Главным различием между фашистами и правыми было то, что фашизм существовал за счет мобилизации низов. По существу он принадлежал к эпохе демократической, народной политики, которую оплакивали традиционные реакционеры и пытались обойти поборники “органического государства”. Фашизм гордился тем, что может мобилизовать массы, и символически поддерживал это в форме публичных театрализованных действ даже после прихода к власти (нюрнбергские факельные шествия, толпы людей на площади Венеции, задрав головы глядящие, как жестикулирует на балконе Муссолини), что было характерно и для коммунистических движений. Фашисты были революционерами контрреволюции: об этом говорила их риторика, обращение к тем, кто считал себя жертвой общества, призывы к полному изменению существующего порядка, даже намеренное заимствование символов и названий у революционеров, что так наглядно продемонстрировала гитлеровская “национал-социалистическая рабочая партия” своим модифицированным красным флагом и немедленным введением в 1933 году большевистского Первого мая в качестве официального праздника.

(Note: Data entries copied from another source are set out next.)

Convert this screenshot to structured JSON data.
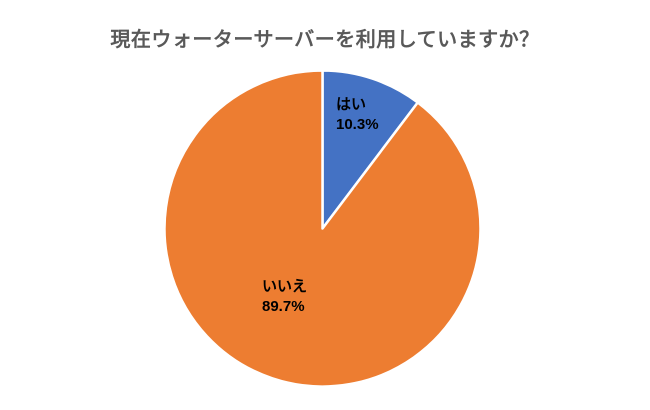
{
  "chart_data": {
    "type": "pie",
    "title": "現在ウォーターサーバーを利用していますか？",
    "categories": [
      "はい",
      "いいえ"
    ],
    "values": [
      10.3,
      89.7
    ],
    "labels": [
      {
        "name": "はい",
        "value_text": "10.3%"
      },
      {
        "name": "いいえ",
        "value_text": "89.7%"
      }
    ],
    "colors": [
      "#4472c4",
      "#ed7d31"
    ],
    "slice_border_color": "#ffffff",
    "title_color": "#595959",
    "label_color": "#000000",
    "start_angle_deg": 0,
    "direction": "clockwise",
    "legend": "none",
    "label_position": "inside"
  }
}
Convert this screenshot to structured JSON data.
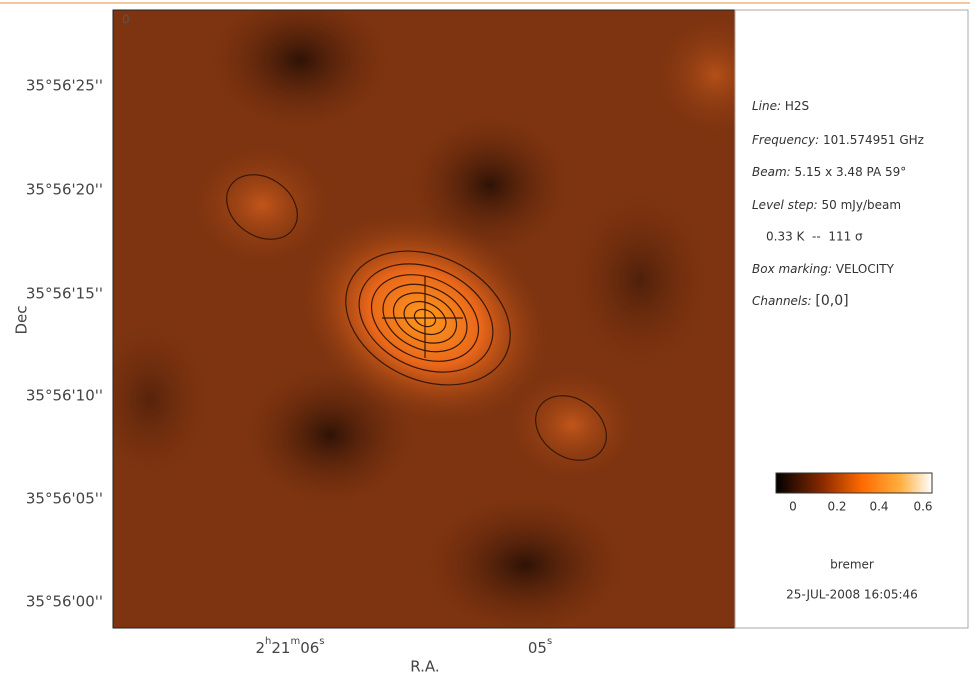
{
  "map": {
    "y_axis_label": "Dec",
    "x_axis_label": "R.A.",
    "y_ticks": [
      "35°56'25''",
      "35°56'20''",
      "35°56'15''",
      "35°56'10''",
      "35°56'05''",
      "35°56'00''"
    ],
    "x_ticks": [
      [
        "2",
        "h",
        "21",
        "m",
        "06",
        "s"
      ],
      [
        "05",
        "s"
      ]
    ],
    "corner_label": "0"
  },
  "info": {
    "line": {
      "label": "Line:",
      "value": "H2S"
    },
    "frequency": {
      "label": "Frequency:",
      "value": "101.574951 GHz"
    },
    "beam": {
      "label": "Beam:",
      "value": "5.15 x 3.48 PA 59°"
    },
    "level_step": {
      "label": "Level step:",
      "value": "50 mJy/beam"
    },
    "level_note": "0.33 K  --  111 σ",
    "box_marking": {
      "label": "Box marking:",
      "value": "VELOCITY"
    },
    "channels": {
      "label": "Channels:",
      "value": "[0,0]"
    },
    "colorbar_ticks": [
      "0",
      "0.2",
      "0.4",
      "0.6"
    ],
    "user": "bremer",
    "timestamp": "25-JUL-2008 16:05:46"
  }
}
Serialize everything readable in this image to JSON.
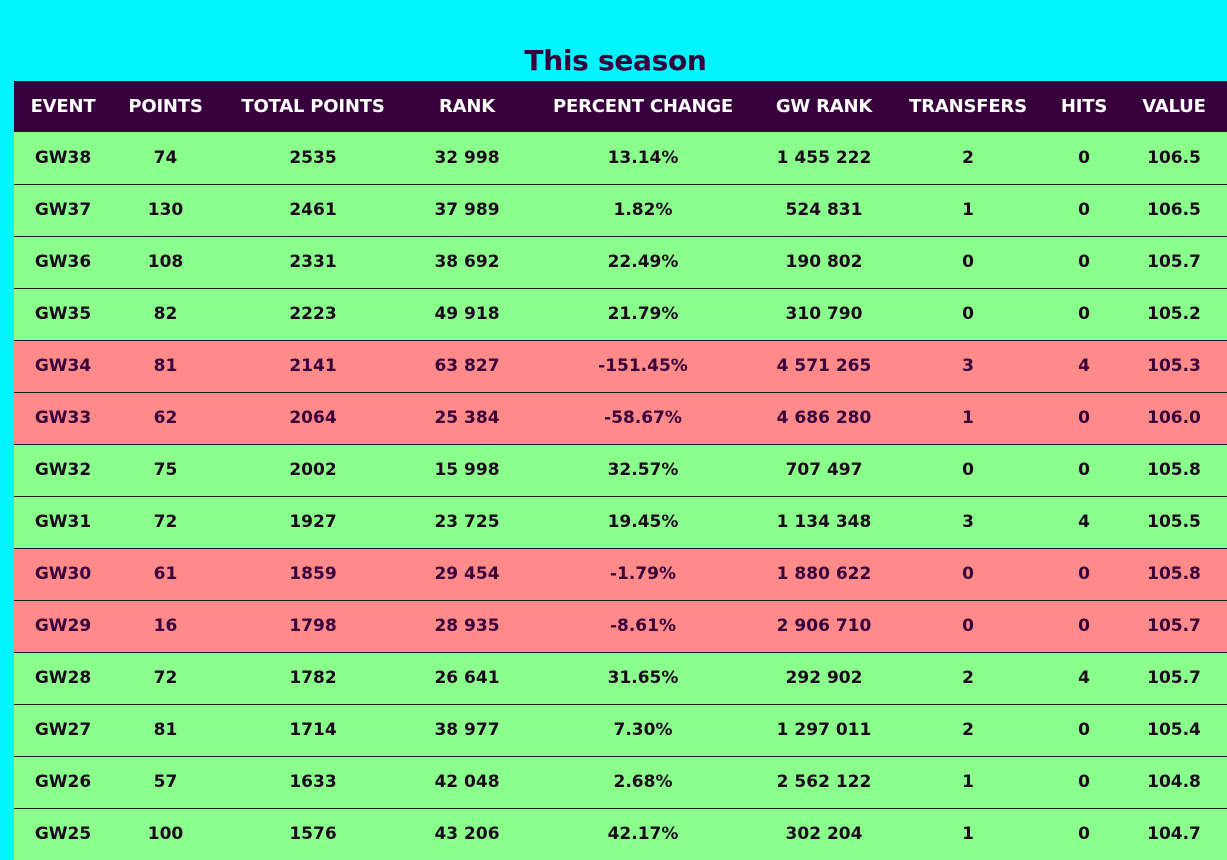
{
  "page": {
    "title": "This season"
  },
  "table": {
    "headers": [
      "EVENT",
      "POINTS",
      "TOTAL POINTS",
      "RANK",
      "PERCENT CHANGE",
      "GW RANK",
      "TRANSFERS",
      "HITS",
      "VALUE"
    ],
    "rows": [
      {
        "status": "up",
        "cells": [
          "GW38",
          "74",
          "2535",
          "32 998",
          "13.14%",
          "1 455 222",
          "2",
          "0",
          "106.5"
        ]
      },
      {
        "status": "up",
        "cells": [
          "GW37",
          "130",
          "2461",
          "37 989",
          "1.82%",
          "524 831",
          "1",
          "0",
          "106.5"
        ]
      },
      {
        "status": "up",
        "cells": [
          "GW36",
          "108",
          "2331",
          "38 692",
          "22.49%",
          "190 802",
          "0",
          "0",
          "105.7"
        ]
      },
      {
        "status": "up",
        "cells": [
          "GW35",
          "82",
          "2223",
          "49 918",
          "21.79%",
          "310 790",
          "0",
          "0",
          "105.2"
        ]
      },
      {
        "status": "down",
        "cells": [
          "GW34",
          "81",
          "2141",
          "63 827",
          "-151.45%",
          "4 571 265",
          "3",
          "4",
          "105.3"
        ]
      },
      {
        "status": "down",
        "cells": [
          "GW33",
          "62",
          "2064",
          "25 384",
          "-58.67%",
          "4 686 280",
          "1",
          "0",
          "106.0"
        ]
      },
      {
        "status": "up",
        "cells": [
          "GW32",
          "75",
          "2002",
          "15 998",
          "32.57%",
          "707 497",
          "0",
          "0",
          "105.8"
        ]
      },
      {
        "status": "up",
        "cells": [
          "GW31",
          "72",
          "1927",
          "23 725",
          "19.45%",
          "1 134 348",
          "3",
          "4",
          "105.5"
        ]
      },
      {
        "status": "down",
        "cells": [
          "GW30",
          "61",
          "1859",
          "29 454",
          "-1.79%",
          "1 880 622",
          "0",
          "0",
          "105.8"
        ]
      },
      {
        "status": "down",
        "cells": [
          "GW29",
          "16",
          "1798",
          "28 935",
          "-8.61%",
          "2 906 710",
          "0",
          "0",
          "105.7"
        ]
      },
      {
        "status": "up",
        "cells": [
          "GW28",
          "72",
          "1782",
          "26 641",
          "31.65%",
          "292 902",
          "2",
          "4",
          "105.7"
        ]
      },
      {
        "status": "up",
        "cells": [
          "GW27",
          "81",
          "1714",
          "38 977",
          "7.30%",
          "1 297 011",
          "2",
          "0",
          "105.4"
        ]
      },
      {
        "status": "up",
        "cells": [
          "GW26",
          "57",
          "1633",
          "42 048",
          "2.68%",
          "2 562 122",
          "1",
          "0",
          "104.8"
        ]
      },
      {
        "status": "up",
        "cells": [
          "GW25",
          "100",
          "1576",
          "43 206",
          "42.17%",
          "302 204",
          "1",
          "0",
          "104.7"
        ]
      }
    ]
  },
  "colors": {
    "background": "#00f5ff",
    "header": "#37003c",
    "row_up": "#8bff8b",
    "row_down": "#ff8a8a"
  }
}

Несмотря на то, что фашизм взял на вооружение риторику о возвращении к старым традициям и получил большую поддержку от классов, которые и в самом деле предпочли бы стереть из памяти прогрессивный прошлый век, он не был в настоящем смысле традиционалистским движением, как, например, карлисты Наварры, одна из главных сил, на которые опирался Франко в гражданской войне, или движение Ганди за возвращение к ручным ткацким станкам и сельским идеалам. Фашизм подчеркивал важность многих традиционных ценностей, но в ином смысле. Он осуждал эмансипацию женщин (“женщина должна сидеть дома и растить многочисленное потомство”), не одобрял разрушающего влияния современной культуры, особенно модернистского искусства, которое немецкие национал-социалисты называли “культурным большевизмом” и вырождением. Однако основные фашистские движения, итальянское и немецкое, не обращались к историческим оплотам консерватизма – церкви и королю, наоборот, они старались их полностью вытеснить, насаждая лидеров, выбившихся из низов, легитимированных поддержкой масс, светскими идеологиями, а иногда и культом.

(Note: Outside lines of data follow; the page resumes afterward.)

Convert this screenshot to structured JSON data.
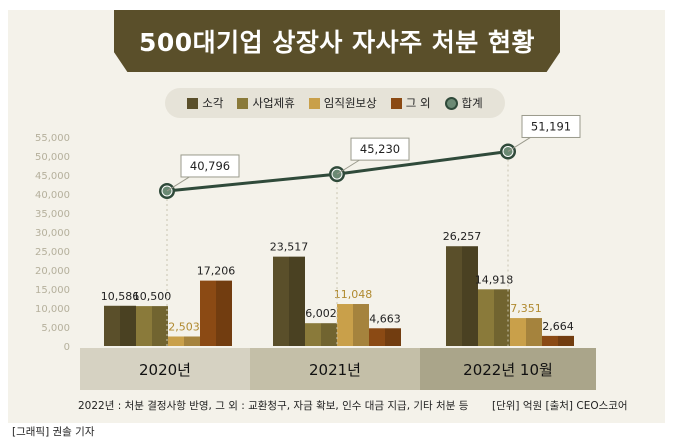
{
  "title": "500대기업 상장사 자사주 처분 현황",
  "legend": {
    "items": [
      {
        "name": "소각",
        "color": "#5a4f2a"
      },
      {
        "name": "사업제휴",
        "color": "#8a7a3a"
      },
      {
        "name": "임직원보상",
        "color": "#c9a04a"
      },
      {
        "name": "그 외",
        "color": "#8b4a14"
      },
      {
        "name": "합계",
        "color": "#2f4a3a"
      }
    ]
  },
  "chart_data": {
    "type": "bar",
    "categories": [
      "2020년",
      "2021년",
      "2022년 10월"
    ],
    "series": [
      {
        "name": "소각",
        "values": [
          10586,
          23517,
          26257
        ],
        "color": "#5a4f2a",
        "label_color": "#222222"
      },
      {
        "name": "사업제휴",
        "values": [
          10500,
          6002,
          14918
        ],
        "color": "#8a7a3a",
        "label_color": "#222222"
      },
      {
        "name": "임직원보상",
        "values": [
          2503,
          11048,
          7351
        ],
        "color": "#c9a04a",
        "label_color": "#b08a30"
      },
      {
        "name": "그 외",
        "values": [
          17206,
          4663,
          2664
        ],
        "color": "#8b4a14",
        "label_color": "#222222"
      }
    ],
    "line_series": {
      "name": "합계",
      "values": [
        40796,
        45230,
        51191
      ],
      "color": "#2f4a3a"
    },
    "value_labels": {
      "bars": [
        [
          "10,586",
          "10,500",
          "2,503",
          "17,206"
        ],
        [
          "23,517",
          "6,002",
          "11,048",
          "4,663"
        ],
        [
          "26,257",
          "14,918",
          "7,351",
          "2,664"
        ]
      ],
      "totals": [
        "40,796",
        "45,230",
        "51,191"
      ]
    },
    "ylim": [
      0,
      55000
    ],
    "yticks": [
      "0",
      "5,000",
      "10,000",
      "15,000",
      "20,000",
      "25,000",
      "30,000",
      "35,000",
      "40,000",
      "45,000",
      "50,000",
      "55,000"
    ],
    "grid": false,
    "legend_position": "top-center"
  },
  "year_band_colors": [
    "#d6d2c2",
    "#c4bfa8",
    "#aaa58a"
  ],
  "footnote": "2022년 : 처분 결정사항 반영, 그 외 : 교환청구, 자금 확보, 인수 대금 지급, 기타 처분 등",
  "source": "[단위] 억원   [출처] CEO스코어",
  "credit": "[그래픽] 권솔 기자"
}
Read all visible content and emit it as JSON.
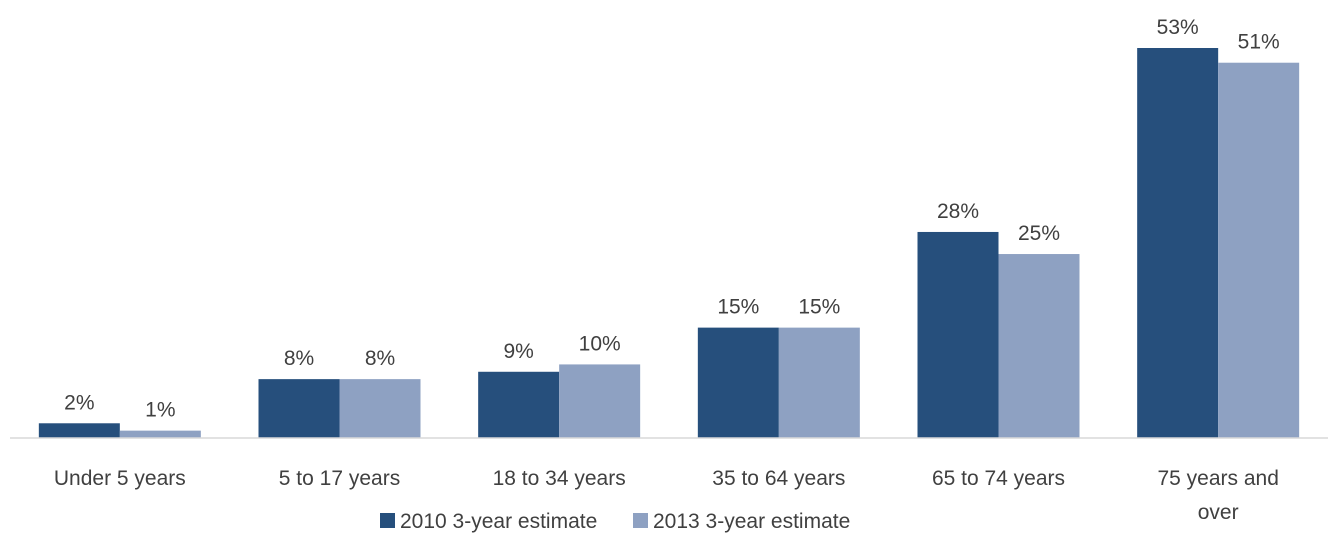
{
  "chart_data": {
    "type": "bar",
    "title": "",
    "xlabel": "",
    "ylabel": "",
    "categories": [
      "Under 5 years",
      "5 to 17 years",
      "18 to 34 years",
      "35 to 64 years",
      "65 to 74 years",
      "75 years and over"
    ],
    "series": [
      {
        "name": "2010 3-year estimate",
        "color": "#264f7c",
        "values": [
          2,
          8,
          9,
          15,
          28,
          53
        ],
        "labels": [
          "2%",
          "8%",
          "9%",
          "15%",
          "28%",
          "53%"
        ]
      },
      {
        "name": "2013 3-year estimate",
        "color": "#8ea1c2",
        "values": [
          1,
          8,
          10,
          15,
          25,
          51
        ],
        "labels": [
          "1%",
          "8%",
          "10%",
          "15%",
          "25%",
          "51%"
        ]
      }
    ],
    "ylim": [
      0,
      53
    ],
    "grid": false,
    "legend": "bottom-center",
    "data_labels": true
  }
}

Прошлого, на которое они ссылались, не существовало. Их традиции были придуманными. Даже расизм гитлеровского толка был основан не на гордости своим беспримесно чистым происхождением (той самой, которая позволяет составителям генеалогий наживаться на американцах, доказывающих свое происхождение от неких саффолкских йоменов шестнадцатого века), но на гремучей смеси постдарвиновских теорий конца девятнадцатого века. В Германии эта смесь претендовала и, увы, получила поддержку новой науки – генетики, или, точнее, той отрасли прикладной генетики, “евгеники”, целью которой являлось создание расы сверхчеловеков путем селективного улучшения породы и ликвидации непригодных человеческих существ. Раса, предназначенная, по Гитлеру, властвовать миром, до 1898 года (пока некий антрополог не придумал термин “нордическая”) даже не имела названия. Враждебный к наследию Просвещения восемнадцатого века и французской революции, фашизм также не мог официально принять современность и прогресс, однако на практике ему нетрудно было соединить безумный набор верований с техническими новшествами, кроме тех случаев, когда они шли вразрез с его идеологическими установками (см. главу 18). Фашизм был торжествующе антилиберален. Это наглядный пример того, как без труда можно соединить варварские представления о мире с самыми современными техническими достижениями. Конец двадцатого века с его фундаменталистскими сектами, использующими телевидение и компьютерные программы для сбора средств, еще лучше продемонстрировал нам этот феномен.
На этом сочетании консервативных ценностей с методами уличной демократии и идеологией иррациональной жестокости нового типа, по существу сконцентрированном в национализме, следует остановиться подробнее. Подобные нетрадиционные движения радикальных правых возникли в нескольких европейских странах в конце девятнадцатого века как реакция, с одной стороны, на либерализм (т. е. преобразование общества капиталистическим путем) и рост социалистических рабочих движений, а с другой стороны – на поток иностранцев, растекшийся по всему свету в результате самой масштабной миграции населения в истории человечества. Мужчины и женщины мигрировали не только через океаны и границы между государствами, но также из деревни в город и из одной области своей страны в другую; иными словами, попадали из родного дома в чужую землю, а если взглянуть под другим углом – оказывались чужаками в чьем‐то родном доме. Почти пятнадцать из каждых ста поляков навсегда покинули свою страну, а еще четверть миллиона уезжали в качестве сезонных мигрантов (главным образом – чтобы пополнить ряды рабочего класса принимавших их стран). Предвосхищая события конца двадцатого века, конец девятнадцатого проложил путь массовой ксенофобии, проявлением которой и стал расизм – защита чистоты нации против ее загрязнения или даже порабощения вторгшимися ордами людей “низшей” расы. Его можно заметить не только в боязни притока польских эмигрантов, толкнувшей великого немецкого либерального социолога Макса Вебера к временной поддержке Пангерманского союза, но во все более истерической кампании против массовой иммиграции, развернувшейся в США, из‐за которой во время Первой мировой войны и даже после ее окончания страна статуи Свободы закрыла свои границы для тех, кого эта статуя была призвана приветствовать.